In January 2012, Ranbaxy settled an FDA lawsuit by agreeing to stop production of drugs for the U.S. market at the two plants until they met American standards. In 2007, the whistle-blower’s lawsuit, unsealed May 13, alleged the company defrauded public health-care programs.
The felony criminal charges included provision for the payment of a fine and forfeiture of funds. The false claims portion of the settlement directs the company to pay the U.S. and states, as well as the whistle-blower in the civil case, Dinesh Thakur, of Belle Mead, New Jersey, a former Ranbaxy executive.
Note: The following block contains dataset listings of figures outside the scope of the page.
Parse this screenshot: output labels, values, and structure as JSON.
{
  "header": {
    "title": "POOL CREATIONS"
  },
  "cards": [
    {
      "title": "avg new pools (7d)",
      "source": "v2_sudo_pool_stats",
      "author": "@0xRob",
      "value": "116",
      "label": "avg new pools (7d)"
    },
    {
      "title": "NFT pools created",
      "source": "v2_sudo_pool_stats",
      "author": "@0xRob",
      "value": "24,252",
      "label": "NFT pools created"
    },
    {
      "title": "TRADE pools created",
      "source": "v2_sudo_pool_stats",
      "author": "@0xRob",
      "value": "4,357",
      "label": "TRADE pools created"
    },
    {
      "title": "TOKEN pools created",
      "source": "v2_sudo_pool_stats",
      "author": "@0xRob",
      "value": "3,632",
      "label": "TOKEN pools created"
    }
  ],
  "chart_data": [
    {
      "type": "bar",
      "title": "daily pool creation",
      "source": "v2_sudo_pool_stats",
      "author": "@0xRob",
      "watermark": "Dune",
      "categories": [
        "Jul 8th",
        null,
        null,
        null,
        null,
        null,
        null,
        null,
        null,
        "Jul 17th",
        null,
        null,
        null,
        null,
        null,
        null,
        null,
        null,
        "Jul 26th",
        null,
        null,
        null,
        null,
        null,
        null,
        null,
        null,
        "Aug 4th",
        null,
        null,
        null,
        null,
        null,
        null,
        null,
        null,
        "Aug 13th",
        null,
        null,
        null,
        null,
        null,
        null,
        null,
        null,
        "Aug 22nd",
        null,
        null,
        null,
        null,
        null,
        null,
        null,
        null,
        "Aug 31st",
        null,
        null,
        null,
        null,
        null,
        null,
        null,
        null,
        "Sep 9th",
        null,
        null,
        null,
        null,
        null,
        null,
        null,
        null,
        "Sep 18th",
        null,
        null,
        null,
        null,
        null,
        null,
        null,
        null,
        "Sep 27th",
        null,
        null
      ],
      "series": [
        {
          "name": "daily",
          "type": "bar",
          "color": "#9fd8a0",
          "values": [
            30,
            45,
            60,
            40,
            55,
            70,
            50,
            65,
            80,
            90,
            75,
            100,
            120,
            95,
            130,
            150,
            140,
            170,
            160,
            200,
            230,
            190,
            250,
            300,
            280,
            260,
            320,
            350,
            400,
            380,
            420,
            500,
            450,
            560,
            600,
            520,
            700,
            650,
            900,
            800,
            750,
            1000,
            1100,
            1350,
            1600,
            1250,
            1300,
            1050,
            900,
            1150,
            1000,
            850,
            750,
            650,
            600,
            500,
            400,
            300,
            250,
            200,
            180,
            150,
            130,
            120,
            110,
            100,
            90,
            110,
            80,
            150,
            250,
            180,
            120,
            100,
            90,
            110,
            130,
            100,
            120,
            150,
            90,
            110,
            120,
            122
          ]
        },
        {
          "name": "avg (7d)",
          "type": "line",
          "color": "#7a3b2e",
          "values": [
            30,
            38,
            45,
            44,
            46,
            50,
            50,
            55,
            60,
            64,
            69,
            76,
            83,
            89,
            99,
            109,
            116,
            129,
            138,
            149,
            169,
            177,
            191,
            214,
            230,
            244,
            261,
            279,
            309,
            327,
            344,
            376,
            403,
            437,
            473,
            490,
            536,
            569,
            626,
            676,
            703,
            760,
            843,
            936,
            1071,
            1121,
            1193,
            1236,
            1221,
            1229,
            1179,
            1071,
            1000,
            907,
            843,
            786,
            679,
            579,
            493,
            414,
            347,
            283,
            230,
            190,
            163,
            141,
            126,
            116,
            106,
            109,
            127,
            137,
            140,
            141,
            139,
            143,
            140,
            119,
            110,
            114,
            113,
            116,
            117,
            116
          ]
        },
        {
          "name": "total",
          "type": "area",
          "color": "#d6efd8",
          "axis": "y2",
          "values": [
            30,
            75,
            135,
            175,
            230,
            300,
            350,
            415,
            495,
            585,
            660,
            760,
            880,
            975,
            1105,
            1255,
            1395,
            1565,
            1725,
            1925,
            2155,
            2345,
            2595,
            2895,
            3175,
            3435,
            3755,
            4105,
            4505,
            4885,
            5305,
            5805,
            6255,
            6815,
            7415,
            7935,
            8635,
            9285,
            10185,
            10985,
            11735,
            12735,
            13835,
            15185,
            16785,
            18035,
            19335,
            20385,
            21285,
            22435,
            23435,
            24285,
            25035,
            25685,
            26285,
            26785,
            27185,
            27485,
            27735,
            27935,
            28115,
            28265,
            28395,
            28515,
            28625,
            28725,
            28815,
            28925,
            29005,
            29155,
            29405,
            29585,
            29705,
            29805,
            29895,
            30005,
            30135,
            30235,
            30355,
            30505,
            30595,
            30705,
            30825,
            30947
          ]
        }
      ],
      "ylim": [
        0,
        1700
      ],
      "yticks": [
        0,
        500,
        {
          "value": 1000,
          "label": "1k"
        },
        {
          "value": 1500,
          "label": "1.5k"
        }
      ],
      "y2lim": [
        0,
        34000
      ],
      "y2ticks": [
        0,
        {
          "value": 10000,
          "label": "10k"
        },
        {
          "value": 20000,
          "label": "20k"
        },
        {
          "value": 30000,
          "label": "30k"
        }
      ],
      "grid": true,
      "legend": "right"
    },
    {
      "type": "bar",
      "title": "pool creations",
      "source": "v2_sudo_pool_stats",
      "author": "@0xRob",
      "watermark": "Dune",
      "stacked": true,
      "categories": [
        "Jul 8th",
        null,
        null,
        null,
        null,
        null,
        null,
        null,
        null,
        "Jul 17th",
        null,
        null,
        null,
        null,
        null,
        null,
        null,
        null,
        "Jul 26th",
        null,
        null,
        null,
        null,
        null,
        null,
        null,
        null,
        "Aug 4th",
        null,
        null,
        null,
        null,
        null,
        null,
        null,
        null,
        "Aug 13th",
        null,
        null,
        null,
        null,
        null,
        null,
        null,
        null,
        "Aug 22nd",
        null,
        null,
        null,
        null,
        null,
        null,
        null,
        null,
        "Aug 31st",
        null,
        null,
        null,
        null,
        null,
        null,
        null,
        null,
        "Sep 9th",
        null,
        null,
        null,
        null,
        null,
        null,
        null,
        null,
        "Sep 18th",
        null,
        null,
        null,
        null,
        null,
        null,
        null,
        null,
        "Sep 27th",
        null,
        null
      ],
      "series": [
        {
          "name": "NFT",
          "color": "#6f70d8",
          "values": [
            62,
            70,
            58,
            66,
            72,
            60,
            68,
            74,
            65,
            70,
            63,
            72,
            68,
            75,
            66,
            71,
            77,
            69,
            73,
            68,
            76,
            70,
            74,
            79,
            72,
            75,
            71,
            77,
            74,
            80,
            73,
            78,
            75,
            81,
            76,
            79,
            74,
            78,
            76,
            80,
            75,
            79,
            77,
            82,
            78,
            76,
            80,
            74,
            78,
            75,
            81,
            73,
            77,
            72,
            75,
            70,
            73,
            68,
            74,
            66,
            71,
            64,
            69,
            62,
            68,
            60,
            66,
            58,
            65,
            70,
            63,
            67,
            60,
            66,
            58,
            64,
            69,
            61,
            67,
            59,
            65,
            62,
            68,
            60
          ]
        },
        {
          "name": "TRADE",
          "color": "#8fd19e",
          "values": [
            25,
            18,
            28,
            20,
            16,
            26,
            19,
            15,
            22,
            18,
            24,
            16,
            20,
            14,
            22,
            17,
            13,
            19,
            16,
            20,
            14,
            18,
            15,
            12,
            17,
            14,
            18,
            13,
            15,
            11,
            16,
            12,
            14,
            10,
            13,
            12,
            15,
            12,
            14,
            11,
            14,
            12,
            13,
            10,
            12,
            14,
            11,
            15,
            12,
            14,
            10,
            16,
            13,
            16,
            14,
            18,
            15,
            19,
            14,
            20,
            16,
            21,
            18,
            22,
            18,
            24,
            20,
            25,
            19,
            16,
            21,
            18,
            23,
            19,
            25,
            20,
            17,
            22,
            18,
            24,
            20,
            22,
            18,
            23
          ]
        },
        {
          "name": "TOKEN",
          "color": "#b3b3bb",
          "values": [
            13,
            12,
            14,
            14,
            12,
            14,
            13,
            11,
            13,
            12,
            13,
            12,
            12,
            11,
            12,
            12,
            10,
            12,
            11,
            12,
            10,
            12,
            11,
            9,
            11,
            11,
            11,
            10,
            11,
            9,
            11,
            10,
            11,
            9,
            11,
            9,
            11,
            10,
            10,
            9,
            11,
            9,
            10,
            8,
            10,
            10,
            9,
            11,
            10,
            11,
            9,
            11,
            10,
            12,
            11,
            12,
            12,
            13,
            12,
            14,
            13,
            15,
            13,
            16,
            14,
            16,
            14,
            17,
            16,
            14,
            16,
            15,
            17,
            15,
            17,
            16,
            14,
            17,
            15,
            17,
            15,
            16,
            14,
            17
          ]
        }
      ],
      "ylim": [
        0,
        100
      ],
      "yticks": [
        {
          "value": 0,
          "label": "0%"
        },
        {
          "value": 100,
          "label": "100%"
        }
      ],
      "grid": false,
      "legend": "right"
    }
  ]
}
“While we are disappointed by the conduct of the past that led to this investigation, we strongly believe that settling this matter now is in the best interest of all of Ranbaxy’s stakeholders,” Arun Sawhney, chief executive officer and managing director of Gurgaon, India-based Ranbaxy, said in a statement. “The conclusion of the DOJ investigation does not materially impact our current financial situation or performance.”
The company said in the settlement agreement to the lawsuit that it denies wrongdoing in the civil case.
The criminal case is U.S. v. Ranbaxy U.S.A., 13-cr-00238, U.S. District Court, Maryland (Baltimore). The civil case is Thakur v. Ranbaxy U.S.A. Inc., 07-cv-00962, U.S. District Court, Maryland (Baltimore).
Credit-Ratings Industry Is Oligarchy to Be Broken, Franken Says
Senator Al Franken, a Democrat from Minnesota, said financial regulators must intervene in the credit ratings industry or risk another U.S. financial “catastrophe.”
“My plea today is that you take action,” Franken said at Securities and Exchange Commission credit ratings roundtable in Washington yesterday.
Senator Roger Wicker, a Republican from Mississippi, urged the SEC to take the “next steps” to revamp industry.
Franken said his joint bill with Wicker would require the agency to name an independent board that would appoint different credit rating agencies to assign ratings based on an agency’s expertise and eventually its track record. Such a set-up would restore trust in the market and allow smaller agencies to break up the current “oligarchy,” Franken said.
SEC Commissioner Luis Aguilar, who also spoke at the roundtable, said “the past can’t be repeated.”
In November, the SEC said credit-ratings companies failed to follow their own standards, were late in downgrading deals, and delayed disclosure of methodology changes.
Dodd-Frank requires regulators to stop relying on ratings and increase oversight of companies that issue them.